Der «Pottcast» hat im Schnitt 8000 bis 10'000 Zuhörer pro Folge. Die Rapper verdienen nichts daran. Nur die Live-Aufnahmen und Merchandise-Artikel bringen ihnen den einen oder anderen Franken ein. Einnahmen, die die beiden dann gleich wieder in das professionelle Abmischen des Podcasts investieren.

Für den guten Ton hätten sie bisher mehr ausgegeben, als dass sie eingenommen haben. «Wir haben vielleicht manchmal einen trashigen Inhalt, doch immerhin probieren wir, mit guten Mikrofonen zu arbeiten.» Ein schlechtes Video würden die Leute eher noch schauen, doch ein schlechter Ton sei einfach nur anstrengend.

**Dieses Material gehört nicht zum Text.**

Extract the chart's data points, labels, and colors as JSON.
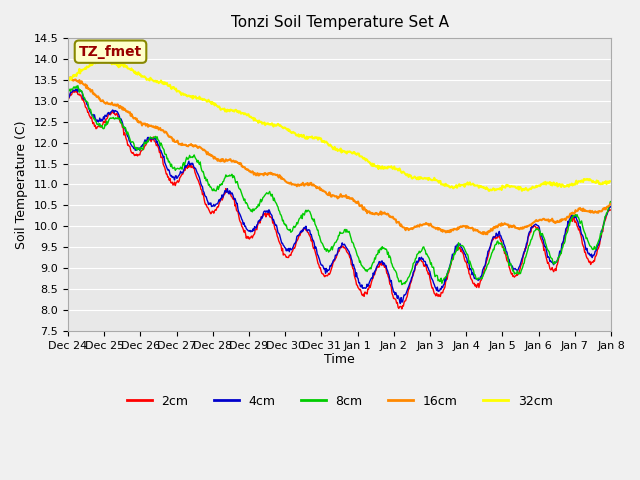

Und wenn der Podcast schon kein Geld abwirft, «so getrauen wir uns dafür auch mal, ein Album von uns zu erwähnen», so Knackeboul. Oder ihren kürzlich veröffentlichten gemeinsamen Song «Sandro Protz». Der Mundart-Track (der Titel ist eine Anspielung auf den Arena-Moderator Sandro Brotz) ist dank der «Pottcast»-Promo vorletzten Sonntag direkt auf Platz zwei in die Schweizer Single Charts eingestiegen.

Live-Shows, Single und, wie Luuk sagt, «Ende Jahr noch etwas Spezielles»: So erfolgreich das Duo mit dem Format auch neben dem Küchentisch-Mikrofon ist - der «Pottcast» soll definitiv ein Podcast bleiben.


Diese Sommerserie über Podcasts wurde von Keystone-SDA realisiert. Sie ist mit finanzieller Unterstützung aus dem Kredit «Verständigungsmassnahmen» des Bundesamtes für Kultur zustande gekommen. Autorin dieser Folge ist Miriam Lenz, Redaktorin bei Keystone-SDA.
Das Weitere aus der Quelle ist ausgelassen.